If anything, these market swings have made me question momentum strategies even more. It sure looks like market prices are randomly gyrating wildly in both directions
I don't know what you're talking about, Sol. Clearly the fundamentals of the 500 largest U.S. based companies dropped dramatically (5%) over the weekend, then improved dramatically (5%) over the course of Monday morning (all the firms made a whole lot of sales of their products that morning?) and then worsened dramatically over the course of Monday afternoon (all the firms had a whole lot of returns from the morning's purchases?) and then the fundamentals significantly improved (2%) again around 3:30 (a huge afternoon productivity boost for the multinational workforce) and then worsened (2%) again around 3:50 (all those lazy workers around the world left early for the day). And then overnight the fundamentals shot way up (3%) (all those workers came back to pull all-nighters) and stayed there until around 3pm when they dramatically worsened (4%) (it turns out all that productivity from the all-nighter was wasted because everyone forgot to save their documents and accidentally kicked the power cords out from the backs of their computers all around the world). It just makes total sense.
Momentum is partly predicated on irrational human behavior and groupthink.
The past few days have only served to strengthen the compelling arguments supporting Dual Momentum.
Efficient and rational markets? Lol
Arguing that the market is inefficient as you have done here Forummm is supportive of the central thesis of momentum investing, and counter to the random walk theory from which buy and hold indexing is originated.
And don't take my word for it. Take Sol's. Here is his quote from 8/22 in another thread.
"Quote from: Pooperman on August 22, 2015, 10:05:22 AM
If markets were rational, there would never be sales or spikes.

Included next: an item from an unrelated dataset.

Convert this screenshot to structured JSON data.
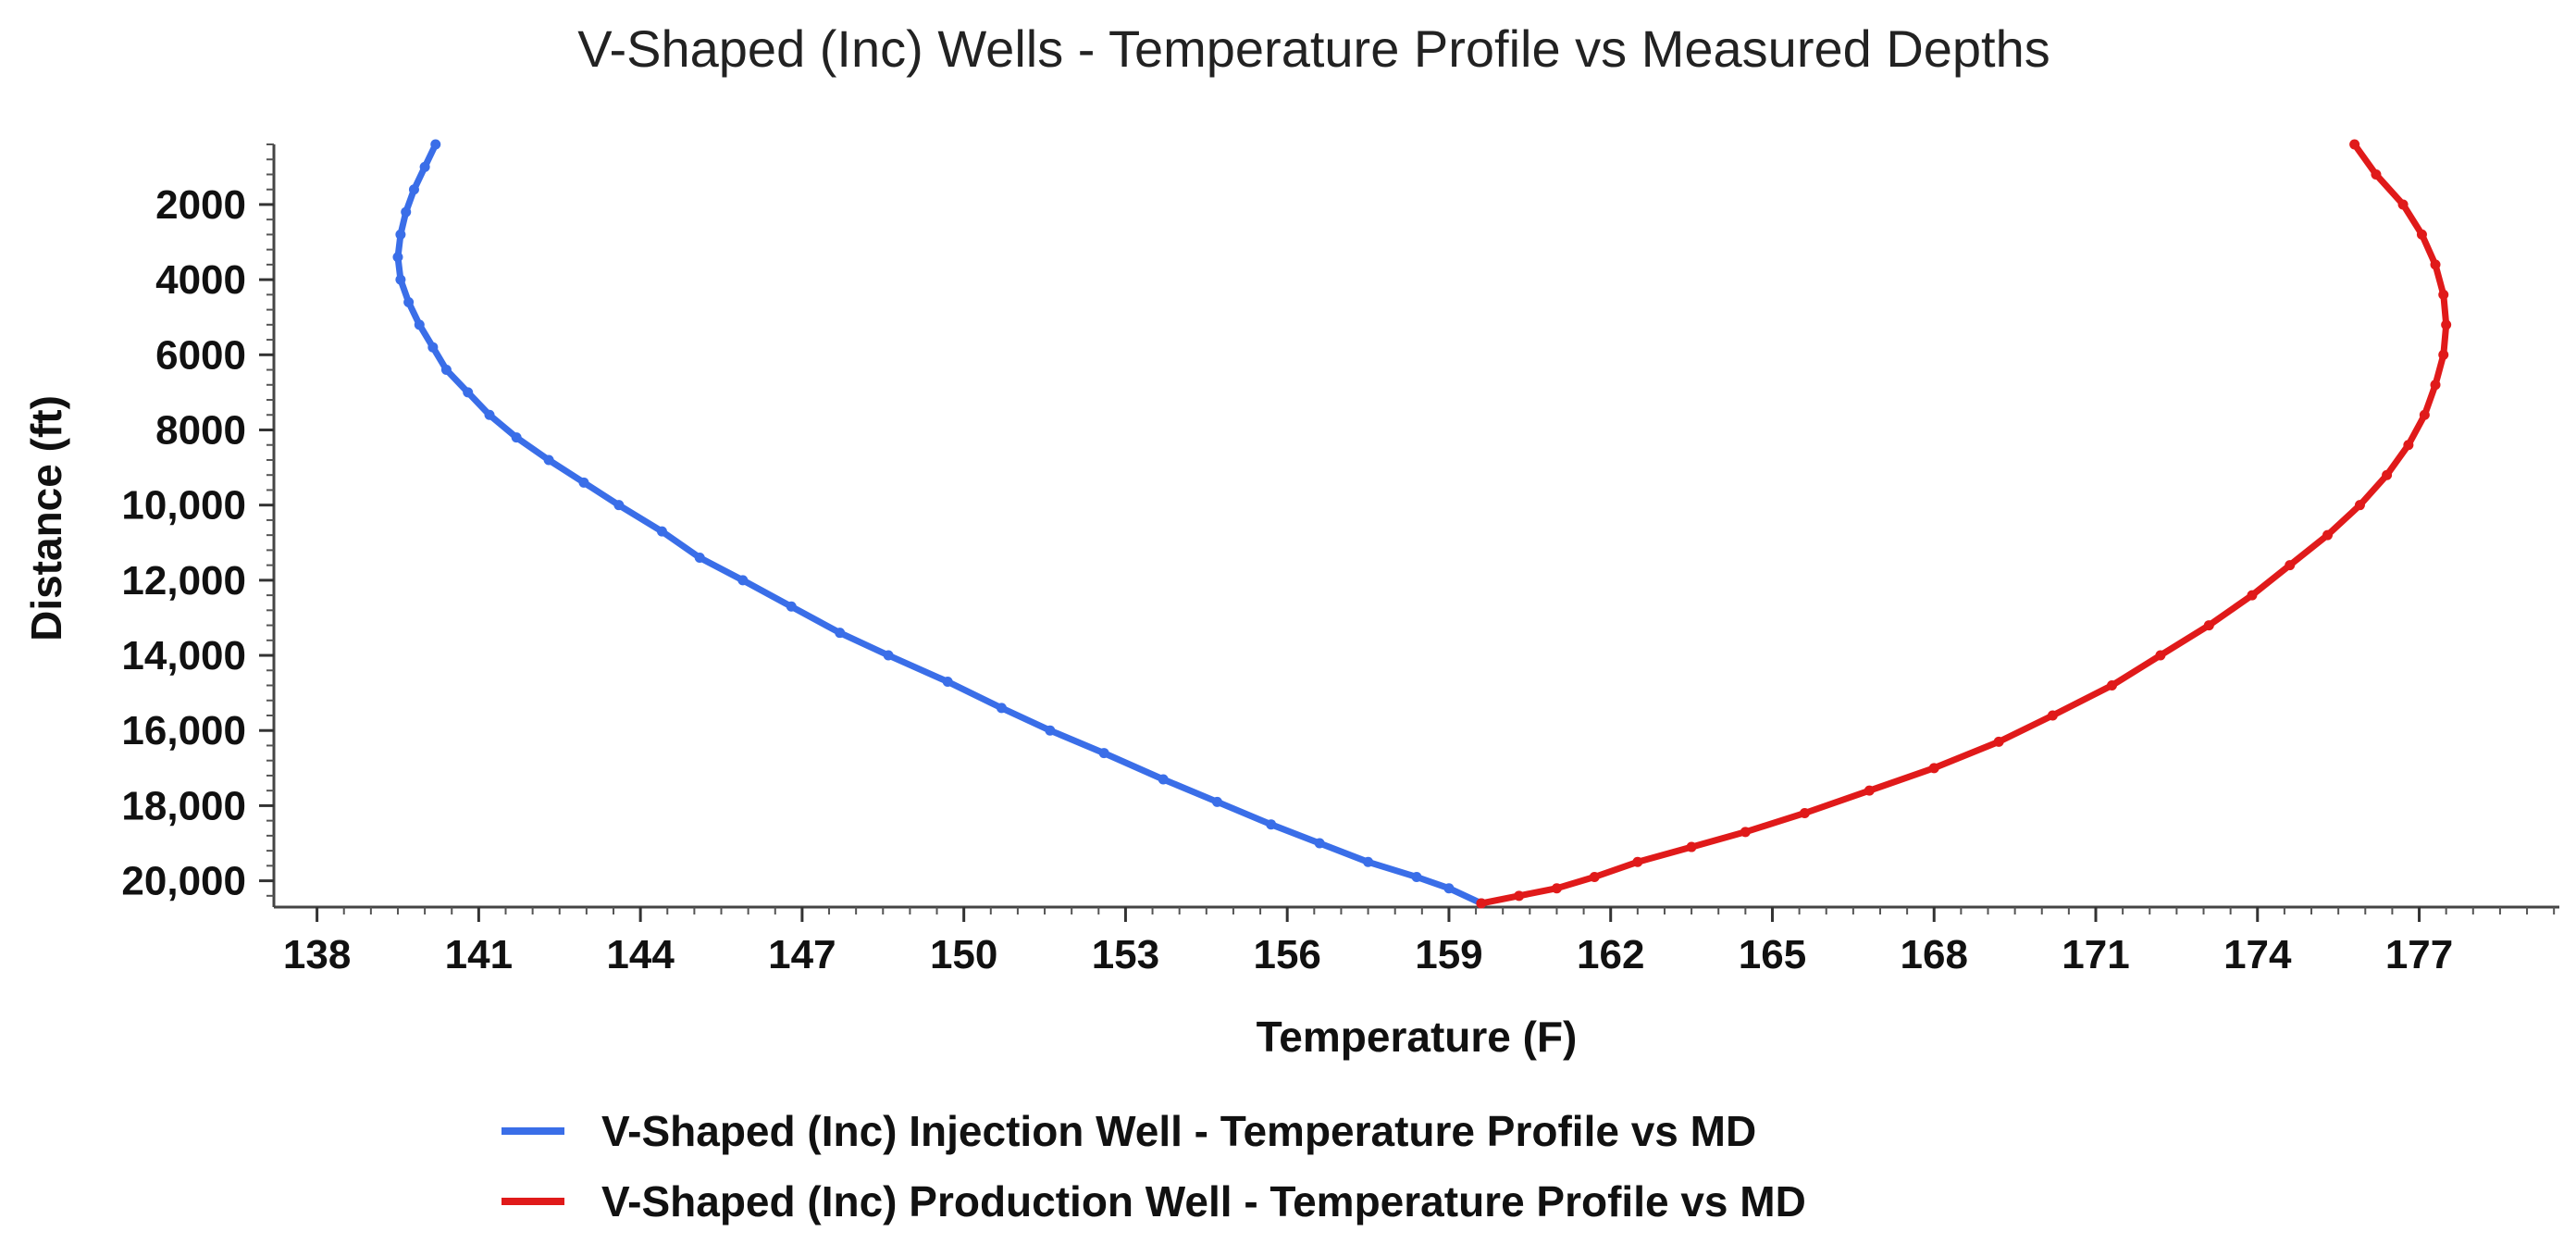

I'm not so sure about this. People always talk about the 2000 tech bubble/crash as an obvious example of irrational markets, but it seemed to make perfect sense at the time. Prices are based on people's expectations of future profits, so when expectations change prices change. Expectations can change for all sorts of reasons.
Last month, the prevailing view in the financial pages was that megacorp tech firms were dominating the markets because they are so insanely profitable. Apple is worth more than Exxon/Mobil but it has 200 billion in cash and a P/E of only 13, so it must still be a good value, right? Fast forward a month and China devalues their currency and Iran is dumping oil during a glut and the fed is raising interest rates, and suddenly everyone's expectations for the future are not so rosy anymore.
Nothing really changed over that month other than how people think the future will unfold, given some new information. It seems perfectly rational to me for people one month ago to expect Apple and Google and Amazon and Facebook to continue to mint their own money. It also seems perfectly rational to me for people today to think profits will mean-revert. A 10% price swing on those rational expectations doesn't strike me as anything freakishly unusual."